US arabica coffee futures ended down on Monday, near a one-week low, as players returned from four days off to selling in London robusta coffee and a drop in the Brazilian real against the dollar, traders said. "Robusta was coming off and if you look at the Brazilian real, the currency got knocked down against the dollar.
That also brought some selling to New York (coffee)," said Rodrigo da Costa, vice president, institutional sales at FIMAT USA. Participants were returning to the coffee market for the first time since on Wednesday. Soft commodity markets remained shut on Thursday and Friday for the Thanksgiving holiday. In open-outcry trade, ICE March arabica settled with 1.0-cent losses at $1.2560 per lb.
The session range set a one-week low at $1.2550, down from the high at $1.2680. The rest finished from 0.60 to 1.35 cents lower. On the electronic platform, March arabica was down 0.90 cent or 0.71 percent at $1.2570 by 1:46 pm EST (1846 GMT). The day's range ran from $1.2560 to $1.2720 a lb. As to weather selling was expected to continue on Tuesday, da Costa said he thought a lot depended on what happened with the dollar.
"Right now it's a currency thing. If we see more devaluation of the real (against the dollar), then you could see more selling in the coffee market," he said. On Monday, Brazil's currency weakened on Monday for the sixth straight session on strong dollar outflows.
The real fell to its weakest level in a month as investors resumed dollar buying, in part because companies bought dollars to send remittances of dividends and profits abroad. ICE estimated final open-outcry volume at paltry 942 lots on Monday, compared with Wednesday's total tally of 13,236 contracts.
ICE said 9,227 lots of that business were conducted in screen business. Open interest fell by 1,025 lots to 152,566 contracts as of November 21, exchange data showed.

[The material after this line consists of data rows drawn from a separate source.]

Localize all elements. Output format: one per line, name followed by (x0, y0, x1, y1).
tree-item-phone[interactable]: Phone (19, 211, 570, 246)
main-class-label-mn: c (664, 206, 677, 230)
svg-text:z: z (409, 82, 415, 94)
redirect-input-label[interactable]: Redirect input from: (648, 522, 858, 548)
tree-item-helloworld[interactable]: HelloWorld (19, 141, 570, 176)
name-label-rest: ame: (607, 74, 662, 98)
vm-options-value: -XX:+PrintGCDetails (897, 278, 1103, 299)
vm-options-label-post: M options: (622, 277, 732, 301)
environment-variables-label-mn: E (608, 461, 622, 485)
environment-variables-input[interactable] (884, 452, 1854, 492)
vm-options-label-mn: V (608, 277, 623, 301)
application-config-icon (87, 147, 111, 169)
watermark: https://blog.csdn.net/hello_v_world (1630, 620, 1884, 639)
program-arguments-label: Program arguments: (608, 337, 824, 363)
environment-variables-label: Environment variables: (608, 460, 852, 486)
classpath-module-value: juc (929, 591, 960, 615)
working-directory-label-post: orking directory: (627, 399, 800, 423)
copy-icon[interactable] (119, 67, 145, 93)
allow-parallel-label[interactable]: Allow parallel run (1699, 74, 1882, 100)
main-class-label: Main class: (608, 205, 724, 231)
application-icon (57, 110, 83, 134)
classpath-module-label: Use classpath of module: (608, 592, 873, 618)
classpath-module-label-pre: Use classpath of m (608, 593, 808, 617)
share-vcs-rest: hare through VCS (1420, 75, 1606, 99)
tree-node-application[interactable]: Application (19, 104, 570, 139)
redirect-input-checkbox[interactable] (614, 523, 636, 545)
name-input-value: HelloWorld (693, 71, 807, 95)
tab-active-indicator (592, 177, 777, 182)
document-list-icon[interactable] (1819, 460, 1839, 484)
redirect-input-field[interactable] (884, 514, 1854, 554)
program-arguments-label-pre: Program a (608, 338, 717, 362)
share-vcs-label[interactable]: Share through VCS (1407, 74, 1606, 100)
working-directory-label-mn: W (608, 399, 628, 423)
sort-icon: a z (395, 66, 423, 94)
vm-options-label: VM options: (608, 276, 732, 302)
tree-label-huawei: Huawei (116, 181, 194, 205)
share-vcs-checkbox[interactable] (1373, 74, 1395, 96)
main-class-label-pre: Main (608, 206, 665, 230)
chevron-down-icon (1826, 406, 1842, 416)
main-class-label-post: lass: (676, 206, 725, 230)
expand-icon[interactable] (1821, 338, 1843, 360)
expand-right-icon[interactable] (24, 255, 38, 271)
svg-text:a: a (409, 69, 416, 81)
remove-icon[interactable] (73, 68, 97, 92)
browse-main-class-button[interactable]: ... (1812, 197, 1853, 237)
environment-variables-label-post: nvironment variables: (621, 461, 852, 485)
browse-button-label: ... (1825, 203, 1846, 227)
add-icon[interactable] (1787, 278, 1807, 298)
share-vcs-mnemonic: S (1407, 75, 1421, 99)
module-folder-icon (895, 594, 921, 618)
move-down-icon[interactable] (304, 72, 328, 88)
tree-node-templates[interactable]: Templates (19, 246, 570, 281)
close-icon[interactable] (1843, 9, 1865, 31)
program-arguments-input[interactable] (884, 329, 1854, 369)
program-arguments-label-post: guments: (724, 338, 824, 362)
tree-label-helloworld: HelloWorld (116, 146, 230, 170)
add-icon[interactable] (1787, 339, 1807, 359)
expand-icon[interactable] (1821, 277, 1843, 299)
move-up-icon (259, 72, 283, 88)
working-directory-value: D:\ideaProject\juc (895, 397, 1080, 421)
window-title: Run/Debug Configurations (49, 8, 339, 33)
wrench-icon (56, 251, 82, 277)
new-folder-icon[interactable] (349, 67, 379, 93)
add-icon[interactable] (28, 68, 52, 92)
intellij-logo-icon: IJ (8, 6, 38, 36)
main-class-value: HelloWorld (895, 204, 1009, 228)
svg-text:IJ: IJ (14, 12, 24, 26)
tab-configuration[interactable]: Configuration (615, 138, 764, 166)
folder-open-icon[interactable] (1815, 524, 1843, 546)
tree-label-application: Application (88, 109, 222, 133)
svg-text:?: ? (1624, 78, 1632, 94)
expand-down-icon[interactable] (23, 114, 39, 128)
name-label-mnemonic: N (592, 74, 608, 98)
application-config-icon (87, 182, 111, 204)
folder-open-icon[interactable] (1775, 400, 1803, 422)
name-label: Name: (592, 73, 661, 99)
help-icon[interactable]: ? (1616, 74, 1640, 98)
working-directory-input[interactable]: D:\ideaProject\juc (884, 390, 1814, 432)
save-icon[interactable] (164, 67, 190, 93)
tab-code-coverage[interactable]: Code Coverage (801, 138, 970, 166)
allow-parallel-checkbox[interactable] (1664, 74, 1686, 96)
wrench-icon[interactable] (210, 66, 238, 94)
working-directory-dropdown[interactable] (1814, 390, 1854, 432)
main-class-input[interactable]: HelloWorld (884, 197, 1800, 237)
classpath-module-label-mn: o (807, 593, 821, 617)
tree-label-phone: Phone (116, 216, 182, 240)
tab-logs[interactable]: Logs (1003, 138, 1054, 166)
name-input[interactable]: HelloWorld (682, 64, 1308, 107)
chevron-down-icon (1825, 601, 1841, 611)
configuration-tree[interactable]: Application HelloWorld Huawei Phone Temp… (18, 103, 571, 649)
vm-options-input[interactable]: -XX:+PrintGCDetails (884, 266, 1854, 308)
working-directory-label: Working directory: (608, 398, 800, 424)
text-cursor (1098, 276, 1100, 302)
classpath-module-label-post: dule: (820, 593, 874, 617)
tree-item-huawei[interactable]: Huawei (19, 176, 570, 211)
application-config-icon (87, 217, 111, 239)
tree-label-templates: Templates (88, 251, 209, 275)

In London, robusta coffee futures dropped as top robusta producer Vietnam's harvest resumed after typhoon-linked rains caused delays. Robusta prices ended lower with benchmark January coffee down $27 at $1,809 a tonne, while spot November fell $33 to $2,296 per tonne.
Also in Vietnam, a provincial government official said. Coffee exports from the Asian country's top growing province of Daklak will fall 6 percent to 5.2 million 60-kg bags in 2008 following a drop in output forecasts due to bad weather.
Daklak was projected to ship 5.5 million bags in the 12 months ending next month, nearly 18 percent up from its 2006 shipment, the Daklak official said. Weather service Meteorlogix's DTN forecasters said top arabica producer Brazil's main growing region showed favourable conditions for flowering trees, with scattered showers turning to dry conditions later in the week.